With kitchens based at New Covent Garden market, access to super fresh ingredients is easy and the business runs like a well-oiled machine with three nutritionists and 12 chefs on duty for each shift. In addition to the personalised Pure Package, there’s a nationwide Balance Box option, which is cheaper but doesn’t cater to whims (“if you don’t like tomatoes, you’ll just have to pick them out”).

Ultimately, it’s simple, says Jennifer. “When people come and say they want to lose weight what they really mean is, they want to be happier.
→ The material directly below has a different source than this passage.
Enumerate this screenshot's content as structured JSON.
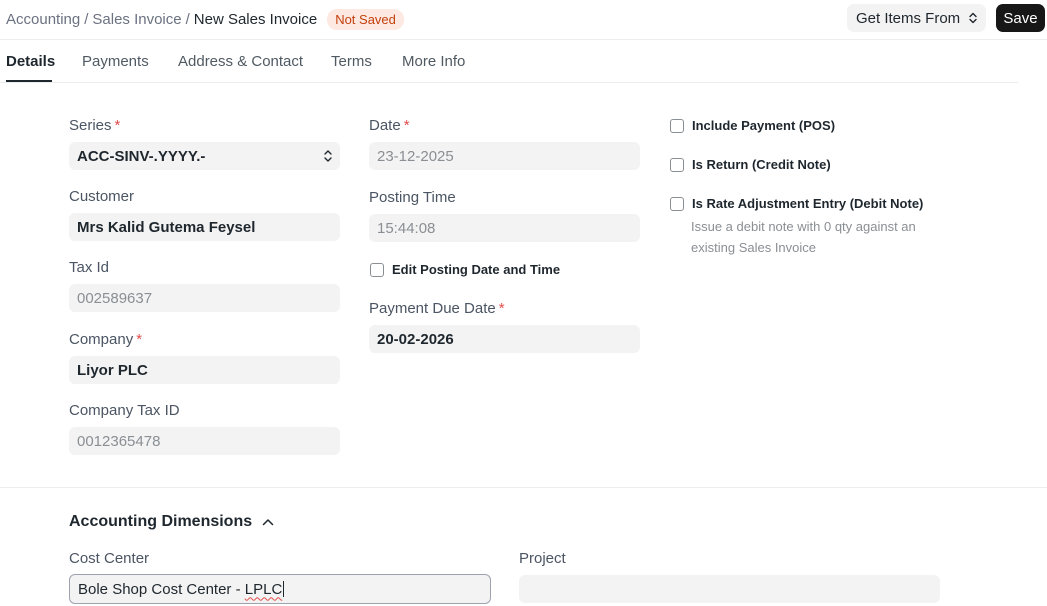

You feel energised and better when you eat well.”

BOXOUT

My three day experience

I’m half-expecting it not to turn up, but at 7.30 on day one I find the promised cool bag on my doorstep. The menu comes with my name on it. Breakfast is apple bircher muesli with Greek yoghurt, with the explanation that cinnamon has a stabilising effect on blood sugar levels. It’s a surprisingly large portion; clearly feeling hungry is not part of the deal. Snacks are encouraged: a good handful of pumpkin seeds and a pear, for instance, or strawberries with a chocolate (yes, chocolate) mousse dip. Chocolate contains serotonin, apparently, and they want us to be happy. Lunch is an enormous salad. I have to decant it into a family-sized serving bowl. Boiled eggs and asparagus come with what is likely an entire cucumber cut into painstaking seedless half moons, plus radish and tomatoes and a sour cream and chive dressing. Dinner is lemongrass pesto chicken with pak choy, green beans and flat noodles, and it’s a generous helping. I’m probably not supposed to have a glass of wine with it but I do anyway. Instructions are clear and simple, yet minimal, which I appreciate. At £49 a day it’s clearly more than you’d spend in the supermarket, but it’s hard to overestimate the freedom of not having to shop, plan or cook for yourself.
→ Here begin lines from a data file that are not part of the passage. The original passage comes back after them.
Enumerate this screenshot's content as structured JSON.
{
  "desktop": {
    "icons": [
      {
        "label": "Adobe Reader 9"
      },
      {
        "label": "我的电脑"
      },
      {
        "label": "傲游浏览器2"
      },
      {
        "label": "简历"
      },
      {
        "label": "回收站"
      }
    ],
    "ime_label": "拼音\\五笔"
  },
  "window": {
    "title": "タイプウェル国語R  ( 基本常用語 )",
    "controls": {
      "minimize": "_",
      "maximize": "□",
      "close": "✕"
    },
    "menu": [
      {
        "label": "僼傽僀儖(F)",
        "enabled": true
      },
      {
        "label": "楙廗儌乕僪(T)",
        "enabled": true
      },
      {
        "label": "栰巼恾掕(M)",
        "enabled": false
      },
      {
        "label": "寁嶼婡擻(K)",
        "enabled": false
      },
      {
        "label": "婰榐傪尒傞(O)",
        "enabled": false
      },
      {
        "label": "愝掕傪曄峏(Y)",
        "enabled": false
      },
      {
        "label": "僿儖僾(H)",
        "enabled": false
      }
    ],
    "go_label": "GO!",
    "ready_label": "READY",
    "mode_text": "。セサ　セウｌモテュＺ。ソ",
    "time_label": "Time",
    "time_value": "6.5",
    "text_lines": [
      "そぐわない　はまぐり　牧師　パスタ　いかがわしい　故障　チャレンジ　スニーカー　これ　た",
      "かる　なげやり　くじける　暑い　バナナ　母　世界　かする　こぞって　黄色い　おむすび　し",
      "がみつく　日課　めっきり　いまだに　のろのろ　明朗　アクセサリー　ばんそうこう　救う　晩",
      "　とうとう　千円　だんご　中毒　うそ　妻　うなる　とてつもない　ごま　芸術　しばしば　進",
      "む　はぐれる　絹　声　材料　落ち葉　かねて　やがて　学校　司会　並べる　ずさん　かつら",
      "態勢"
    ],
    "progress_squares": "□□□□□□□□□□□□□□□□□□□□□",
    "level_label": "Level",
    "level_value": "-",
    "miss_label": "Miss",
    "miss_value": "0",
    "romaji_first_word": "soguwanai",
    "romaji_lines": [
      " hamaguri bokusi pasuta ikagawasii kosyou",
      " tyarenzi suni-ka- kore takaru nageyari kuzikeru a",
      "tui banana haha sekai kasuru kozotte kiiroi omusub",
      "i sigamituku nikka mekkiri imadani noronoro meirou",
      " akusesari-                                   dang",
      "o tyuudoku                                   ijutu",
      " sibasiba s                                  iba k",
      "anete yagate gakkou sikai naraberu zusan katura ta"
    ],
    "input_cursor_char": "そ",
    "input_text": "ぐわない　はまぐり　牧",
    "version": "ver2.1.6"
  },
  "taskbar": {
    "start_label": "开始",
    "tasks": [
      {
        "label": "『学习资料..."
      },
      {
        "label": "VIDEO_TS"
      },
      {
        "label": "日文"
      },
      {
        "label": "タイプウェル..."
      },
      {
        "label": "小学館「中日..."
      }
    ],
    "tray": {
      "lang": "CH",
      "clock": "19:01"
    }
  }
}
Day two’s breakfast is two slices of rye bread with peanut butter and chia jam, and again it’s quite a lot. There are no instructions as to whether coffee is allowed, which I take to mean that it is. For lunch it’s a vast plate of falafel and quinoa tabbouleh, and dinner is cottage pie, and there’s a snack of carrot batons and guacamole.

By day three, I’m jumping out of bed to claim my delivery. Breakfast is muesli with yoghurt, blackberry and melon – a large helping, but probably less muesli and more fruit than I’d have prepared myself. Lunch is salmon and rice noodle salad, and dinner is nasi goreng with chicken, prawns, mange tout and romanescu. Who’s denying themself?